I’m not going to make many friends with this post, but herein lies my inner struggle with finding balance between grace and truth. Countless times Christians request prayer from fellow believers, mostly when we’re in need. In need of solace, healing, financial provision, or any situation that calls our desires to receive a particular answer in our petitions. When the prayer request comes my way, very rarely do I pray for that person’s desired outcome.
You see, my hesitance to pray how and when asked isn’t due to my indignant attitude toward them or their plight, but it’s because when I go to God in prayer, I’m humbly cognizant of the might and majesty He encompasses. That is not to say that He doesn’t hear our prayers when asking for the deal to close on the house of our dreams, or the notice that we land the job we’ve been hunting for, or the healing by bringing health to the bodies of our loved ones or our own; however, all of our desires can be met when we truly seek Him, deeply depend on Him, and grasp the truth that whatever His will is for each instance, and its outcome, is fitting, just, and we ought to be bursting with trust in all His ways. This…is…difficult.
This is the reason why when asked for prayer by others, it is this overwhelming realization of His sovereignty that I pray for in place of the requested wishes. Generally, I don’t share this with those in need of prayer because when we’re desperately engulfed by emotions of fear of the always unknown future, my automated switch to prayers for that person’s peace in Him wouldn’t be met so well. It’d relay to them that I know better what they need than they do and, honestly, I do. I do because we all need to be reminded of the prerequisite peace that can only be had by seeking Him. All else falls in behind this and when we’re graced with this heartfelt knowledge, dealing with, and trudging through, whatever ails us can suddenly become smaller in our realization of how much bigger He is than whatever trial is brought before us.

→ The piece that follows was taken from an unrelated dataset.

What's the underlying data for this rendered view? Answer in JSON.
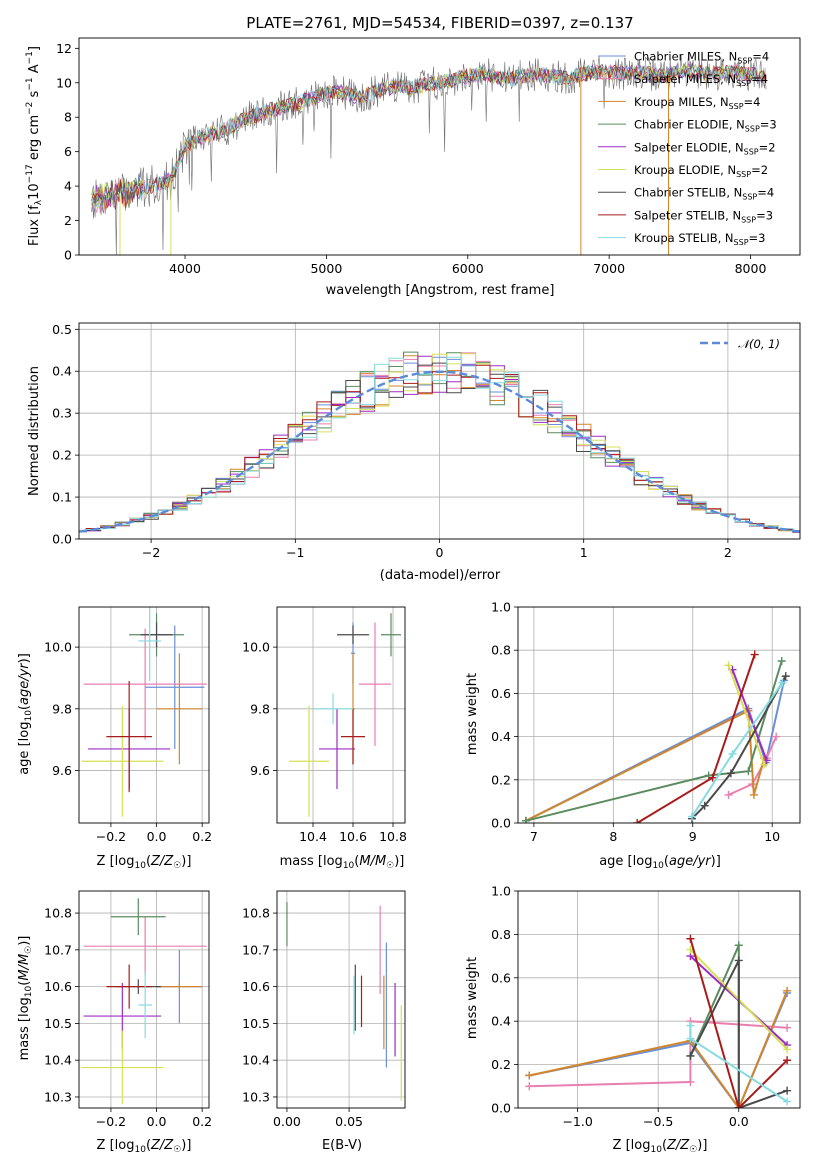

Whether that trial is death at our front door, we need to remember Him who welcomes us at the other side. If that trial is less significant, such as our wishes for placement within this world, be it location in the workplace, amongst a fellowship of other believers in a church building, or living quarters that we have our sights on, these all are under His providential purposes in however they pan out. Perhaps our prayer lists are crammed with hopes for transformed hearts for loved ones that we witness wavering between what the world has to offer and the Jesus who offers us the world; these prayers are also met with the rest in He who elects His chosen children and will draw each soul that He bought with His blood to Him, regardless of our worry or works.
Don’t hesitate to ask me for prayer when you’re diagnosed with cancer, your baby is ill, your family is falling apart, or you yourself are drowning in despair; however, be aware that my prayers will be directed straight at the condition of your heart, your mind, and your soul. My pleas to God will be for Him to take hold of your entire being, give you the peace He can provide as you walk through your secondary trial and come out the other side of it knowing that the primary trial is learning to trust His will for your life and those in it, to accept His divine decisions, and to love Him more deeply no matter how He answers your petitions. If ever I ask for prayer in any regard, I plead with you to do the same in return.
“He will have no fear of bad news; his heart is steadfast, trusting in the Lord” (Psalm 112:7).